The World Health Organization (WHO) say ACEs refer to “some of the most intensive and frequently occurring sources of stress that children may suffer early in life.” Traumatic experiences may include multiple types of abuse, neglect, witnessing community violence, violence between parents or caregivers, and suicide events among family members or close relatives.
The US Centers for Disease Control and Prevention (CDC) says that ACEs result from “potentially traumatic events occurring in childhood (0-17 years).” These include “aspects of the child’s environment that can undermine their sense of safety, stability, and bonding” (cdc.gov).
Conditions such as divorce, being raised in households with someone living with mental health disorders, or with substance misuse/abuse, and/or living in a family/household where a member has been imprisoned are all traumatic experiences.
Additionally, socio-economic factors such as hunger, homelessness and unstable housing also have long-term impact. And these examples do not completely list adverse experiences.
The thing to pay attention to is that ACEs have long-term negative impacts on health, and well-being. There is also research to support that early intervention into children’s wellbeing can positively impact later-life and long-term health, opportunity and/or wealth, and levels of criminality.
Sometimes, as we try to make sense of the exhausting social circumstances in which we find ourselves in this national community, I am reminded how common and pervasive adverse experiences are and reflect on the detrimental long-term effects that carry into adulthood.
There are people who remain more vulnerable to these experiences than others. And when we see people with the same or similar experiences making different choices and choosing different pathways, we take account of the risk and protective factors that could explain behaviour.
As we pursue the issue of trauma and widen this discourse about what happened to us it is essential to learn how early experiences shape one’s identity, sense of safety, and emotional development and to help adults understand how childhood environments shape human functioning.

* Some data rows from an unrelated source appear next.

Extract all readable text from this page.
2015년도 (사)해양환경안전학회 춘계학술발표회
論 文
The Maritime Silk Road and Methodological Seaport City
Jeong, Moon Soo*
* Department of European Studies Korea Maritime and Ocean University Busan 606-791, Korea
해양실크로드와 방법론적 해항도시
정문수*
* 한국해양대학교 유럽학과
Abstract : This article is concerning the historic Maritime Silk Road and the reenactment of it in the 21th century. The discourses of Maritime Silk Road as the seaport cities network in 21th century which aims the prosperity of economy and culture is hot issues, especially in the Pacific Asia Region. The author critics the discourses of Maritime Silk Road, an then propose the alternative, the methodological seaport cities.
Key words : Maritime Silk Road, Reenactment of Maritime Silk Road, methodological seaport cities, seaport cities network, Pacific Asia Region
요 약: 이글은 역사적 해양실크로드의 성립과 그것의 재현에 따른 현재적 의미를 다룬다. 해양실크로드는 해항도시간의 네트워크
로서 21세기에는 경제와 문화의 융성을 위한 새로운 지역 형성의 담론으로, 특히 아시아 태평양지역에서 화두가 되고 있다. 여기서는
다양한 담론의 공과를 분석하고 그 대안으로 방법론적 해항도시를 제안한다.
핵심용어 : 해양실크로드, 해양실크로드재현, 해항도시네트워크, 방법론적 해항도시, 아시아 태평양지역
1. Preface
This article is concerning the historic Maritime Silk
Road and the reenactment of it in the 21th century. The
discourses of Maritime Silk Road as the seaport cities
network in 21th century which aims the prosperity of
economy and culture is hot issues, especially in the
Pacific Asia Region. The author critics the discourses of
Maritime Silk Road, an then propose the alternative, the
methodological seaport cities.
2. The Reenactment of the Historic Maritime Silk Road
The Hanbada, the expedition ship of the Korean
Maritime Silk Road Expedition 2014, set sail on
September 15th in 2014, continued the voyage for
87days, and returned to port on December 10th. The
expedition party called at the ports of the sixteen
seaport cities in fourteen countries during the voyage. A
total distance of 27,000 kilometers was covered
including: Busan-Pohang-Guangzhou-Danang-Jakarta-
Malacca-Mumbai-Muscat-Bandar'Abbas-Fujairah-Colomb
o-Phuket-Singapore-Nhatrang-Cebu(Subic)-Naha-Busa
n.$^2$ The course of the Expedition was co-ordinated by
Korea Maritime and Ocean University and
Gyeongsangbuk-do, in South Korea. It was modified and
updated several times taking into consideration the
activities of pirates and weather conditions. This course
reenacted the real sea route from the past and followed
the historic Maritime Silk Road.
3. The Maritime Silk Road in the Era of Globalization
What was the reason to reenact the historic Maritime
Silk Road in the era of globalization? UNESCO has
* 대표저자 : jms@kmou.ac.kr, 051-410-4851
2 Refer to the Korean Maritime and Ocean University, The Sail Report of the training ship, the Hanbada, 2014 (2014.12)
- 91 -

Consider that 75 per cent of mental illnesses occur before age 25 and that younger people have the lowest levels of access to mental health care across all ages and the issues becomes more visible. Without early intervention many of our young people could develop into adulthood with chronic mental disorders and could experience decades of unproductive adult life.
Consider that the adults among us may be living with unhealed trauma but that early interventions can lead to greater psychosocial healthiness in adulthood.

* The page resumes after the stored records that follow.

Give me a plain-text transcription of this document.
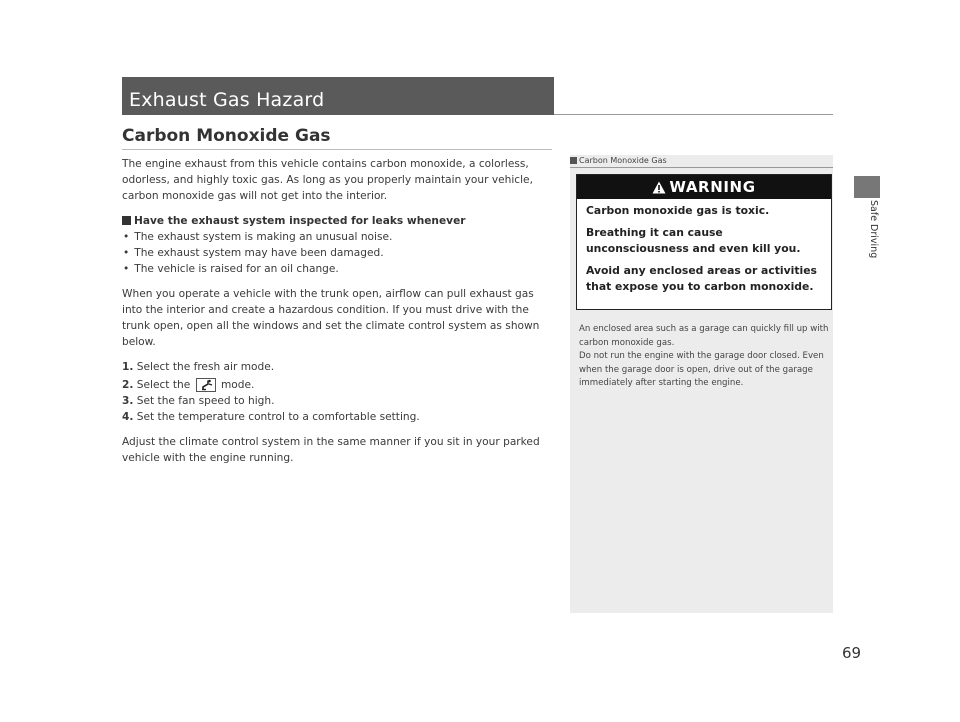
Exhaust Gas Hazard
Carbon Monoxide Gas

The engine exhaust from this vehicle contains carbon monoxide, a colorless, odorless, and highly toxic gas. As long as you properly maintain your vehicle, carbon monoxide gas will not get into the interior.

Have the exhaust system inspected for leaks whenever

• The exhaust system is making an unusual noise.

• The exhaust system may have been damaged.

• The vehicle is raised for an oil change.

When you operate a vehicle with the trunk open, airflow can pull exhaust gas into the interior and create a hazardous condition. If you must drive with the trunk open, open all the windows and set the climate control system as shown below.

1. Select the fresh air mode.

2. Select the	mode.

3. Set the fan speed to high.

4. Set the temperature control to a comfortable setting.

Adjust the climate control system in the same manner if you sit in your parked vehicle with the engine running.

Carbon Monoxide Gas
WARNING

Carbon monoxide gas is toxic.

Breathing it can cause unconsciousness and even kill you.

Avoid any enclosed areas or activities that expose you to carbon monoxide.

An enclosed area such as a garage can quickly fill up with carbon monoxide gas.

Do not run the engine with the garage door closed. Even when the garage door is open, drive out of the garage immediately after starting the engine.

Safe Driving
69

Know that many adverse health outcomes, both mental and physical, could be avoided if national planning included investment in the minds and mental health of people and if social programming focused on better protection for all our children.
Ponder too, that even for adults, mental health interventions are severely under resourced.
Research on the ACEs has given us a better understanding of the long-term mental and physical health outcomes from psychological impacts in early life. But as we grapple with societal breakdowns, we must know the change we hope to see will not happen once mental health remains on the periphery of health, health planning and financing, and healthcare innovations and interventions.